Quasi subito, perché terminati gli esami, usciti i quadri, Mario Themelly mi offrì, e io accettai con gioia, due settimane di ospitalità in una sua casetta nella montagna abruzzese, sulle ultime balze del Sirente. Si trattenne un paio di giorni, poi mi lasciò solo a camminare in solitaria per la brulla montagna, a franare insieme a sassi e massi, con qualche incoscienza, lungo coste e canaloni franosi fino a valle, a inoltrarmi nelle gole del Sagittario, a nutrirmi attingendo ai sacchi di fagioli e fiaschi d'olio conservati in casa, a rimuginare sul mio avvenire, a pensare alla mia bella compagna lontana con cui, senza telefono, non potevo corrispondere. Con lei, risceso a Roma, mi lasciai guidare verso l'università e mi inoltrai nella grande sala di lettura dell'Alessandrina. Ordinavo uno dopo l'altro i libri della lista di Marchi, Bréal non suscitò grandi entusiasmi nonostante il tema, ben altro effetto sentii leggendo le due brevi, grandi storie del greco e del latino, l'introduzione allo studio comparativo delle lingue indoeuropee, la grammatica comparata del greco e del latino. Come d'abitudine, leggevo e riassumevo su un quaderno pagina dopo pagina. Ripescai i libri di Galante e cominciai a studiarli, Passy più che la grammatica sanscrita. La mia compagna comprò e mi passò la Storia di Pasquali, che potevo leggere a casa, sprofondando in essa. La prova alla Normale si avvicinava. I quindici giorni di lontananza mi avevano fatto sentire assai forte il legame con la mia compagna lontana. Lei mi spingeva ad andare a Pisa. Preferii non farne niente e restarle vicino a Roma.
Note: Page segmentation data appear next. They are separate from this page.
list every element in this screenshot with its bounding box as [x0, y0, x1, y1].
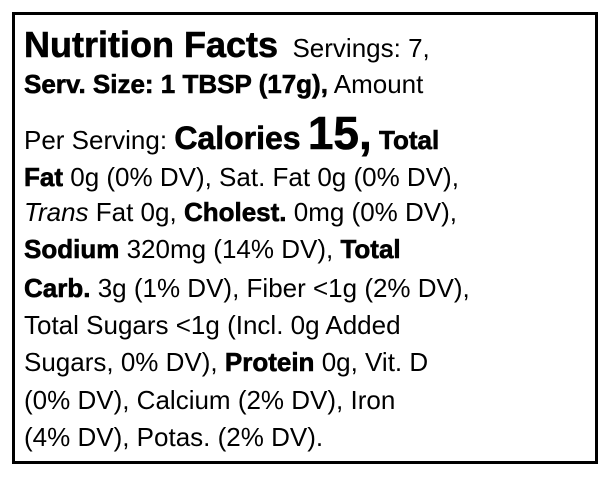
serving-size: Serv. Size: 1 TBSP (17g), [24, 69, 329, 100]
line: Per Serving: Calories 15, Total [24, 110, 440, 157]
line: (0% DV), Calcium (2% DV), Iron [24, 380, 395, 420]
cholest-text: 0mg (0% DV), [293, 197, 458, 227]
vitamins-text: (4% DV), Potas. (2% DV). [24, 422, 324, 452]
line: Fat 0g (0% DV), Sat. Fat 0g (0% DV), [24, 157, 459, 197]
fat-text: 0g (0% DV), Sat. Fat 0g (0% DV), [70, 162, 459, 192]
per-serving: Per Serving: [24, 125, 168, 155]
sugars-text: Total Sugars <1g (Incl. 0g Added [24, 310, 401, 340]
carb-label: Carb. [24, 273, 91, 304]
vitamins-text: (0% DV), Calcium (2% DV), Iron [24, 385, 396, 415]
line: (4% DV), Potas. (2% DV). [24, 417, 323, 457]
sodium-label: Sodium [24, 234, 120, 265]
line: Total Sugars <1g (Incl. 0g Added [24, 305, 401, 345]
label-border [12, 12, 598, 464]
line: Sugars, 0% DV), Protein 0g, Vit. D [24, 342, 428, 382]
sodium-text: 320mg (14% DV), [126, 234, 334, 264]
fat-label: Total [379, 125, 440, 156]
protein-label: Protein [224, 347, 315, 378]
trans-label: Trans [24, 197, 89, 227]
trans-text: Fat 0g, [95, 197, 177, 227]
amount: Amount [333, 69, 424, 99]
carb-text: 3g (1% DV), Fiber <1g (2% DV), [97, 273, 470, 303]
calories-label: Calories [174, 120, 301, 157]
line: Trans Fat 0g, Cholest. 0mg (0% DV), [24, 192, 457, 232]
line: Carb. 3g (1% DV), Fiber <1g (2% DV), [24, 268, 470, 308]
line: Serv. Size: 1 TBSP (17g), Amount [24, 64, 424, 104]
protein-text: 0g, Vit. D [321, 347, 429, 377]
line: Sodium 320mg (14% DV), Total [24, 229, 401, 269]
cholest-label: Cholest. [183, 197, 287, 228]
servings: Servings: 7, [292, 33, 430, 63]
title: Nutrition Facts [24, 24, 279, 65]
calories-value: 15, [307, 107, 373, 159]
sugars-text: Sugars, 0% DV), [24, 347, 218, 377]
line: Nutrition Facts Servings: 7, [24, 24, 430, 65]
carb-label: Total [340, 234, 401, 265]
fat-label: Fat [24, 162, 64, 193]
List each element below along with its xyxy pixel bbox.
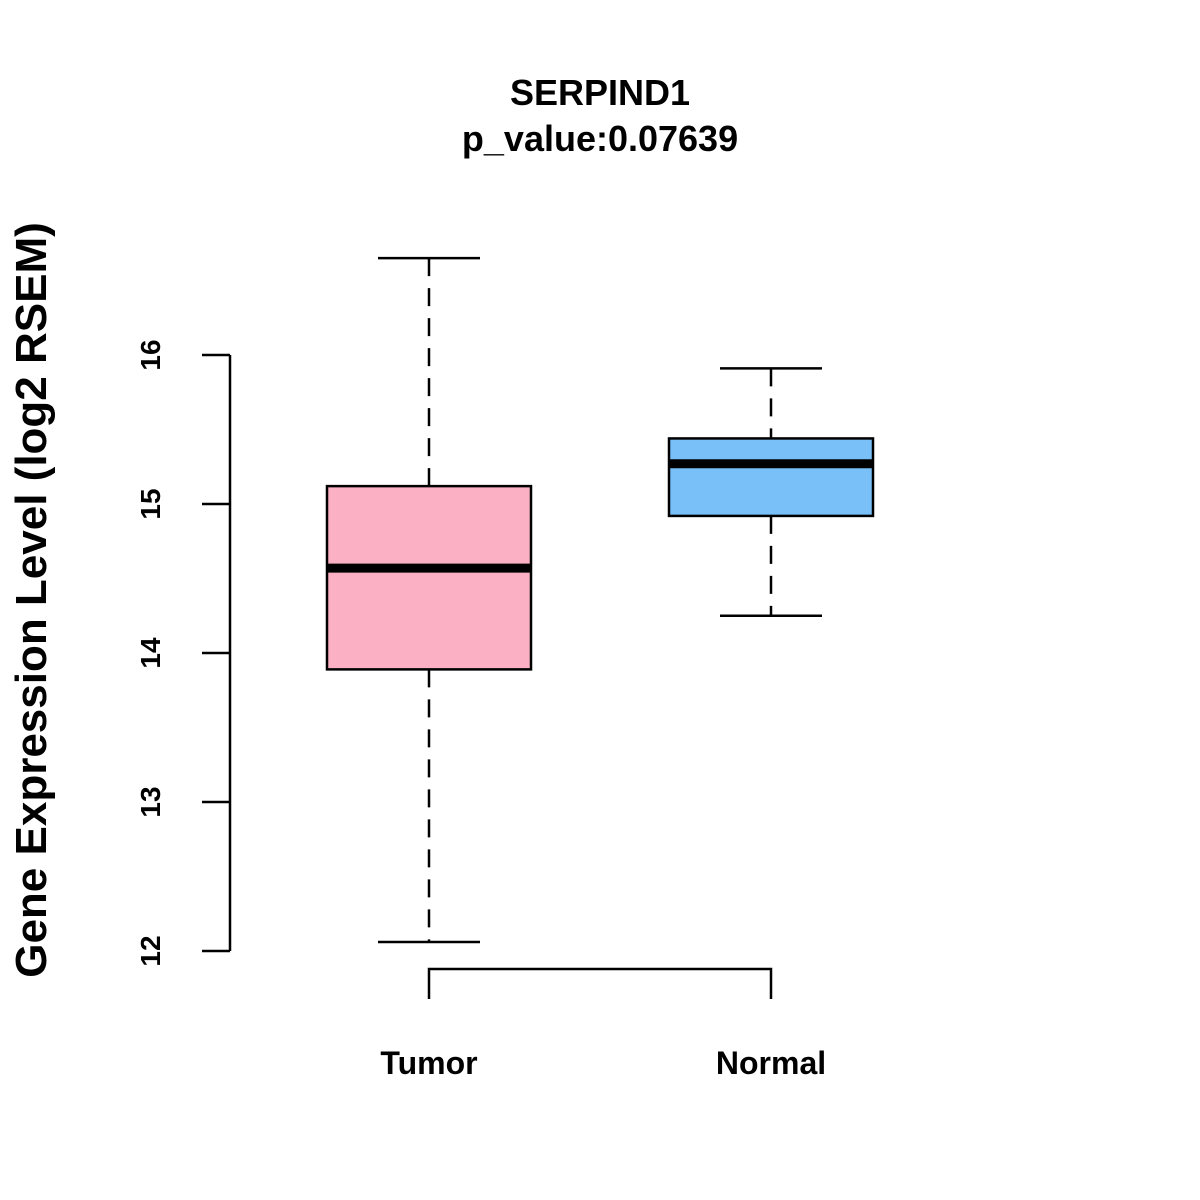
y-axis-label: Gene Expression Level (log2 RSEM) xyxy=(7,222,56,978)
boxes xyxy=(325,256,875,944)
y-tick-label: 13 xyxy=(135,786,166,817)
y-tick-label: 15 xyxy=(135,488,166,519)
chart-subtitle: p_value:0.07639 xyxy=(462,118,738,159)
y-tick-label: 14 xyxy=(135,637,166,669)
box-normal xyxy=(667,367,875,617)
iqr-box xyxy=(325,484,533,671)
iqr-box xyxy=(667,437,875,518)
chart-title: SERPIND1 xyxy=(510,72,690,113)
bracket-line xyxy=(427,967,773,999)
category-label-tumor: Tumor xyxy=(380,1045,477,1081)
y-tick-label: 16 xyxy=(135,339,166,370)
category-label-normal: Normal xyxy=(716,1045,826,1081)
category-labels: Tumor Normal xyxy=(380,1045,826,1081)
box-tumor xyxy=(325,256,533,944)
y-tick-label: 12 xyxy=(135,935,166,966)
y-axis: 12 13 14 15 16 xyxy=(135,339,232,967)
comparison-bracket xyxy=(427,967,773,999)
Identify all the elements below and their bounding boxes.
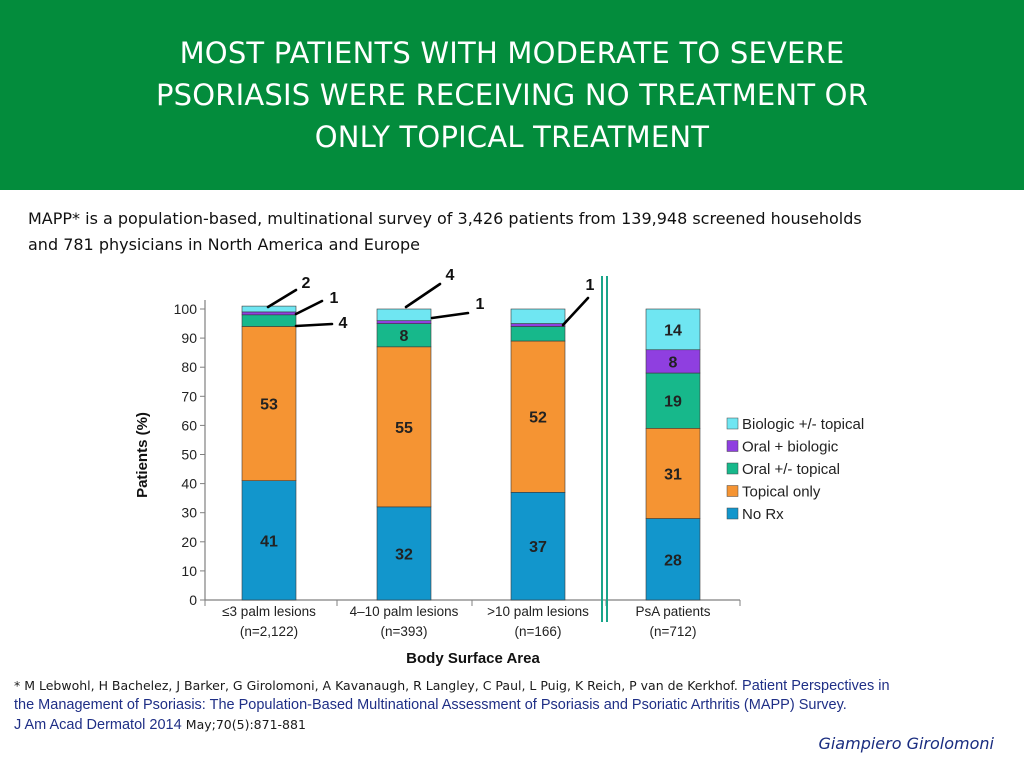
bar-value-label: 55 [395, 420, 413, 437]
legend-entry: Oral + biologic [742, 439, 839, 456]
bar-segment [376, 506, 432, 601]
callout-label: 4 [339, 315, 348, 332]
legend-swatch [726, 462, 739, 475]
callout-line [294, 299, 324, 316]
callout-line [561, 296, 590, 327]
y-tick-label: 40 [181, 476, 197, 492]
legend-swatch [726, 485, 739, 497]
bar-segment [241, 314, 297, 327]
reference-citation: * M Lebwohl, H Bachelez, J Barker, G Gir… [14, 676, 1014, 735]
y-tick-label: 30 [181, 505, 197, 521]
y-tick-label: 80 [181, 359, 197, 375]
bar-value-label: 8 [669, 354, 678, 371]
y-tick-label: 70 [181, 388, 197, 404]
reference-title-part-1: Patient Perspectives in [742, 678, 890, 694]
bar-segment [241, 311, 297, 316]
callout-label: 1 [586, 277, 595, 294]
x-category-n-label: (n=712) [650, 624, 697, 639]
bar-segment [241, 326, 297, 481]
bar-segment [376, 320, 432, 324]
bar-segment [510, 323, 566, 327]
reference-volume: May;70(5):871-881 [185, 717, 306, 732]
survey-description-line-2: and 781 physicians in North America and … [28, 235, 421, 254]
bar-value-label: 37 [529, 539, 547, 556]
callout-label: 4 [446, 267, 455, 284]
bar-value-label: 14 [664, 322, 682, 339]
y-axis-title: Patients (%) [134, 412, 151, 498]
x-category-n-label: (n=2,122) [240, 624, 298, 639]
title-banner: MOST PATIENTS WITH MODERATE TO SEVERE PS… [0, 0, 1024, 190]
reference-title-part-2: the Management of Psoriasis: The Populat… [14, 697, 847, 713]
bar-value-label: 52 [529, 410, 547, 427]
bar-value-label: 41 [260, 533, 278, 550]
bar-value-label: 53 [260, 397, 278, 414]
y-tick-label: 10 [181, 563, 197, 579]
y-tick-label: 90 [181, 330, 197, 346]
reference-journal: J Am Acad Dermatol 2014 [14, 717, 182, 733]
legend-entry: Biologic +/- topical [742, 416, 864, 433]
bar-value-label: 8 [400, 328, 409, 345]
legend-entry: No Rx [742, 506, 784, 523]
bar-segment [645, 518, 701, 601]
reference-authors: * M Lebwohl, H Bachelez, J Barker, G Gir… [14, 678, 738, 693]
legend-swatch [726, 507, 739, 520]
bar-segment [645, 308, 701, 351]
callout-label: 1 [330, 290, 339, 307]
bar-segment [645, 372, 701, 429]
bar-segment [510, 492, 566, 601]
callout-line [294, 322, 334, 328]
callout-line [266, 288, 298, 309]
slide-title-line-3: ONLY TOPICAL TREATMENT [314, 120, 710, 154]
x-category-label: PsA patients [635, 604, 710, 619]
bar-value-label: 28 [664, 552, 682, 569]
slide-title-line-2: PSORIASIS WERE RECEIVING NO TREATMENT OR [155, 78, 869, 112]
x-category-n-label: (n=166) [515, 624, 562, 639]
legend-entry: Topical only [742, 484, 821, 501]
bar-value-label: 32 [395, 546, 413, 563]
bar-segment [376, 346, 432, 508]
survey-description: MAPP* is a population-based, multination… [28, 206, 1003, 258]
legend-swatch [726, 417, 739, 430]
bar-segment [645, 428, 701, 519]
legend-entry: Oral +/- topical [742, 461, 840, 478]
bar-segment [376, 308, 432, 321]
x-axis-title: Body Surface Area [406, 650, 540, 667]
callout-line [430, 311, 470, 320]
x-category-n-label: (n=393) [381, 624, 428, 639]
bar-segment [510, 326, 566, 342]
bar-segment [510, 308, 566, 324]
presenter-name: Giampiero Girolomoni [818, 734, 994, 753]
bar-segment [241, 480, 297, 601]
bar-value-label: 19 [664, 394, 682, 411]
x-category-label: ≤3 palm lesions [222, 604, 316, 619]
x-category-label: 4–10 palm lesions [350, 604, 459, 619]
bar-segment [510, 340, 566, 493]
y-tick-label: 0 [189, 592, 197, 608]
callout-line [404, 282, 442, 309]
survey-description-line-1: MAPP* is a population-based, multination… [28, 209, 862, 228]
x-category-label: >10 palm lesions [487, 604, 589, 619]
slide-title-line-1: MOST PATIENTS WITH MODERATE TO SEVERE [179, 36, 845, 70]
y-tick-label: 60 [181, 417, 197, 433]
legend-swatch [726, 440, 739, 452]
bar-value-label: 31 [664, 466, 682, 483]
callout-label: 2 [302, 275, 311, 292]
callout-label: 1 [476, 296, 485, 313]
y-tick-label: 50 [181, 447, 197, 463]
y-tick-label: 20 [181, 534, 197, 550]
y-tick-label: 100 [174, 301, 198, 317]
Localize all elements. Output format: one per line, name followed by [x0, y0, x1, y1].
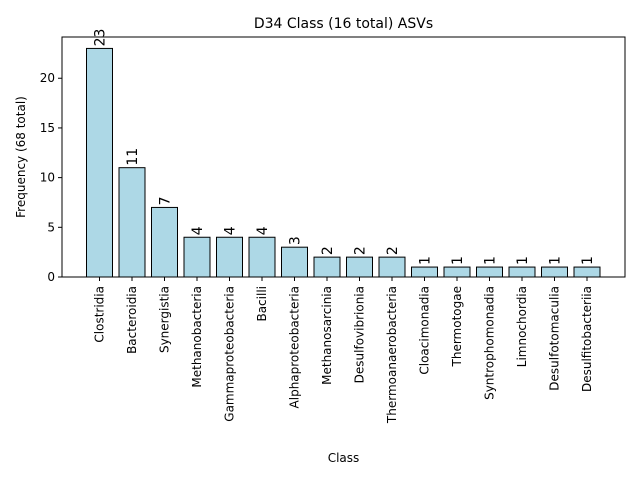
bar [216, 236, 243, 278]
data-label: 1 [450, 256, 466, 265]
x-tick-label: Desulfotomaculia [548, 286, 562, 391]
x-tick-label: Desulfitobacteriia [580, 286, 594, 392]
data-label: 1 [418, 256, 434, 265]
bar [313, 256, 341, 278]
x-axis-label: Class [328, 451, 360, 465]
x-tick-label: Alphaproteobacteria [288, 286, 302, 408]
x-tick-label: Bacilli [255, 286, 269, 322]
bar [248, 236, 276, 278]
bar [508, 266, 536, 278]
y-axis-label: Frequency (68 total) [14, 96, 28, 218]
y-ticks-group: 0 5 10 15 20 [40, 71, 62, 284]
x-tick-label: Thermotogae [450, 286, 464, 367]
x-tick-label: Syntrophomonadia [483, 286, 497, 400]
x-tick-label: Methanosarcinia [320, 286, 334, 385]
y-tick-label: 0 [47, 270, 55, 284]
data-label: 11 [125, 148, 141, 166]
data-label: 4 [223, 226, 239, 235]
data-label: 2 [353, 246, 369, 255]
bar [281, 246, 308, 278]
bar [476, 266, 503, 278]
bar [378, 256, 406, 278]
x-tick-label: Limnochordia [515, 286, 529, 367]
data-label: 2 [385, 246, 401, 255]
x-tick-label: Desulfovibrionia [353, 286, 367, 383]
bar [151, 206, 178, 278]
bars-group [86, 47, 601, 278]
bar [443, 266, 471, 278]
x-tick-label: Synergistia [158, 286, 172, 353]
bar [86, 47, 113, 278]
data-label: 23 [93, 29, 109, 47]
bar [411, 266, 438, 278]
x-tick-label: Cloacimonadia [418, 286, 432, 375]
y-tick-label: 5 [47, 220, 55, 234]
bar [118, 167, 146, 278]
bar [346, 256, 373, 278]
y-tick-label: 10 [40, 171, 55, 185]
data-label: 1 [580, 256, 596, 265]
y-tick-label: 15 [40, 121, 55, 135]
data-label: 4 [255, 226, 271, 235]
bar [183, 236, 211, 278]
data-label: 1 [483, 256, 499, 265]
bar [573, 266, 601, 278]
x-ticks-group: Clostridia Bacteroidia Synergistia Methanob… [93, 277, 594, 424]
x-tick-label: Gammaproteobacteria [223, 286, 237, 422]
data-label: 1 [548, 256, 564, 265]
x-tick-label: Thermoanaerobacteria [385, 286, 399, 424]
bar [541, 266, 568, 278]
data-label: 3 [288, 236, 304, 245]
data-label: 1 [515, 256, 531, 265]
chart-title: D34 Class (16 total) ASVs [254, 16, 433, 32]
data-label: 2 [320, 246, 336, 255]
plot-frame [61, 36, 626, 278]
x-tick-label: Methanobacteria [190, 286, 204, 388]
y-tick-label: 20 [40, 71, 55, 85]
data-label: 7 [158, 197, 174, 206]
x-tick-label: Clostridia [93, 286, 107, 343]
x-tick-label: Bacteroidia [125, 286, 139, 354]
data-label: 4 [190, 226, 206, 235]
Tradendo il buon professor Marchi, mi iscrissi alla Facoltà di lettere della Sapienza, lettere antiche, filologia classica.»

(Tullio De Mauro, Parole di giorni un po' meno lontani, p. 165-167).

«Alla licenza liceale il professore di latino e greco che ci esaminava, il professor Marchi di Firenze, un allievo del filologo Giorgio Pasquali, mi propose di presentarmi alla Normale di Pisa. [...] Gli chiesi cosa dovessi fare e lui mi stilò una lista di libri, da Storia della tradizione e critica del testo di Pasquali fino ai libri di Meillet.
[...]
Ho cominciato a seguire questo programma di letture nell'estate dopo la licenza liceale, guidato da una mia compagna che mi precedeva di un anno, una ragazza di cui ero innamorato. Lei era già all'università, faceva Lettere. Mi ha accompagnato lei la prima volta alla Biblioteca Alessandrina e così ho passato l'estate a leggere libri di linguistica. Poi un po' per amore, un po' per altri motivi ho preferito rinunziare alla Normale (chissà poi se mi avrebbero accettato) e restare a Roma, ma ancora con le idee confuse. Ho cominciato a frequentare le lezioni di Antonino Pagliaro, che insegnava Glottologia [...]».

(Tullio De Mauro, La cultura degli italiani, a cura di Francesco Erbani, Roma-Bari, Laterza, 2004, p. 63-64).